Reed argues that the jury should have been asked to decide whether his actions
caused Shiblom's injuries or they were caused by her decision to grab and hold his shirt
as he ran from her. Reed's reliance on Collins and the tort concept of proximate cause is
misplaced. In Collins, the question was whether, within that set of facts, Collins' driving
under the influence, or the motorcycle rider's decision to leave his motorcycle and
passenger in the roadway in the middle of the night, caused the motorcycle passenger's
death. We have a very different set of facts here. Shiblom not only had a legal right, but a
duty, to apprehend Reed. Reed had no right whatsoever to run to keep her from taking
him into custody. The jury was properly instructed to decide whether Reed's actions were
reckless and caused injury to Shiblom.

There was no error in failing to give a proximate cause instruction, since it clearly
was not legally appropriate. Reed's second issue fails before reaching analysis for clear
error and is without merit.
11

Burden of proof instruction—nullification

Finally, Reed challenges the burden of proof instruction advising the jury that if it
found the State had proven each of its claims beyond a reasonable doubt, it "should" find
the defendant guilty. Reed argues that the word "should" in that sentence needed to be
replaced with "may" to make it clear to the jury that it did not have to convict Reed. Not
only did defense counsel not object to this instruction at trial, but the exact instruction
given was specifically requested by Reed.
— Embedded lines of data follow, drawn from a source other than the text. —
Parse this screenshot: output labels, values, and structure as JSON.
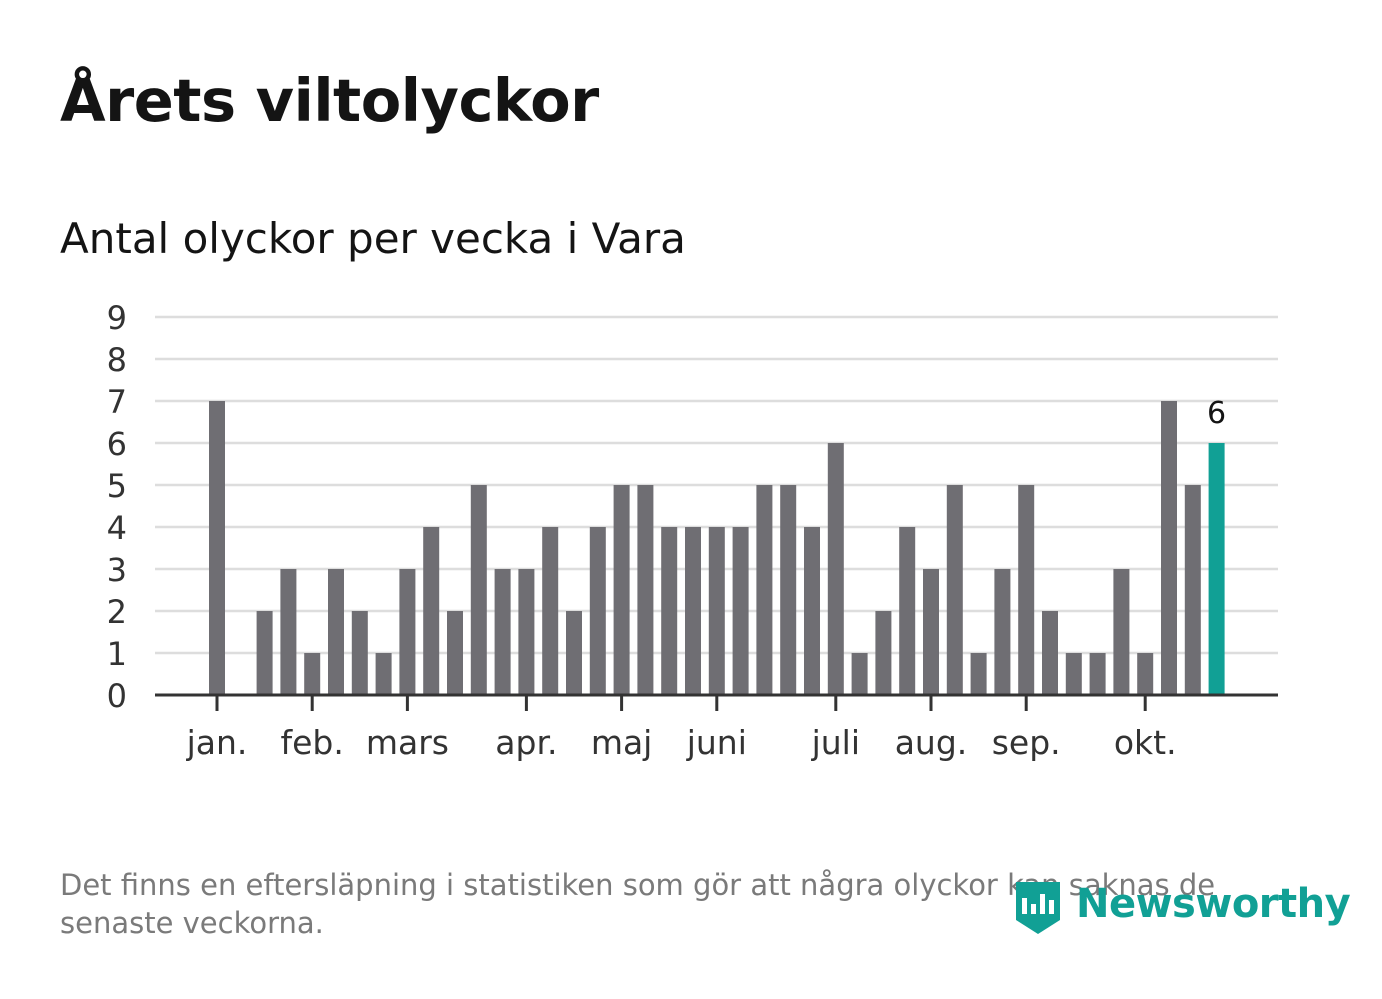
{
  "title": "Årets viltolyckor",
  "subtitle": "Antal olyckor per vecka i Vara",
  "footnote": "Det finns en eftersläpning i statistiken som gör att några olyckor kan saknas de senaste veckorna.",
  "brand": {
    "name": "Newsworthy",
    "color": "#11a095"
  },
  "colors": {
    "bar": "#6f6e73",
    "highlight": "#11a095",
    "grid": "#dddddd",
    "axis": "#333333"
  },
  "chart_data": {
    "type": "bar",
    "title": "Antal olyckor per vecka i Vara",
    "xlabel": "",
    "ylabel": "",
    "ylim": [
      0,
      9
    ],
    "yticks": [
      0,
      1,
      2,
      3,
      4,
      5,
      6,
      7,
      8,
      9
    ],
    "grid": true,
    "weeks": [
      1,
      2,
      3,
      4,
      5,
      6,
      7,
      8,
      9,
      10,
      11,
      12,
      13,
      14,
      15,
      16,
      17,
      18,
      19,
      20,
      21,
      22,
      23,
      24,
      25,
      26,
      27,
      28,
      29,
      30,
      31,
      32,
      33,
      34,
      35,
      36,
      37,
      38,
      39,
      40,
      41,
      42,
      43
    ],
    "values": [
      7,
      0,
      2,
      3,
      1,
      3,
      2,
      1,
      3,
      4,
      2,
      5,
      3,
      3,
      4,
      2,
      4,
      5,
      5,
      4,
      4,
      4,
      4,
      5,
      5,
      4,
      6,
      1,
      2,
      4,
      3,
      5,
      1,
      3,
      5,
      2,
      1,
      1,
      3,
      1,
      7,
      5,
      6
    ],
    "highlight_index": 42,
    "highlight_label": "6",
    "month_ticks": [
      {
        "label": "jan.",
        "at_week": 1
      },
      {
        "label": "feb.",
        "at_week": 5
      },
      {
        "label": "mars",
        "at_week": 9
      },
      {
        "label": "apr.",
        "at_week": 14
      },
      {
        "label": "maj",
        "at_week": 18
      },
      {
        "label": "juni",
        "at_week": 22
      },
      {
        "label": "juli",
        "at_week": 27
      },
      {
        "label": "aug.",
        "at_week": 31
      },
      {
        "label": "sep.",
        "at_week": 35
      },
      {
        "label": "okt.",
        "at_week": 40
      }
    ]
  }
}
Even if we were to assume Reed clears the invited error obstacles raised by his
request for the instruction he now contends was erroneous, his issue still fails. Our
analysis for this claim of instruction error follows the structure and standard discussed
above. There was no error in failing to give the instruction Reed now advocates.

Another panel of this court has addressed the appropriateness of the identical
instruction advocated by Reed. That panel noted:

"The Kansas Supreme Court has consistently decided that jury instructions
informing juries of the power of nullification are not appropriate. See State v.
SmithParker, 301 Kan. 132, 164, 340 P.3d 485 (2014); [State v.] Naputi, 293 Kan. 55,
Syl. ¶ 4[, 260 P.3d 86 (2011)]; [State v.] McClanahan, 212 Kan. [208,] 210-17[, 510 P.2d
153 (1973)]. Because there is no indication the court is departing from its previous
decisions, we are bound to follow the established precedent. State v. Ottinger, 46 Kan.
App. 2d 647, 655, 264 P.3d 1027 (2011), rev. denied 294 Kan. 946 (2012)." State v.
Jones, No. 111,386, 2015 WL 4716235, at *6 (Kan. App. 2015) (unpublished opinion),
rev. denied 303 Kan. 1080 (2016).

The panel in Jones found the instruction now sought by Reed was legally
inappropriate. We agree. There was no error by the district court and Reed's argument is
without merit.

12

As we find no error by the district court on any of Reed's issues, we affirm.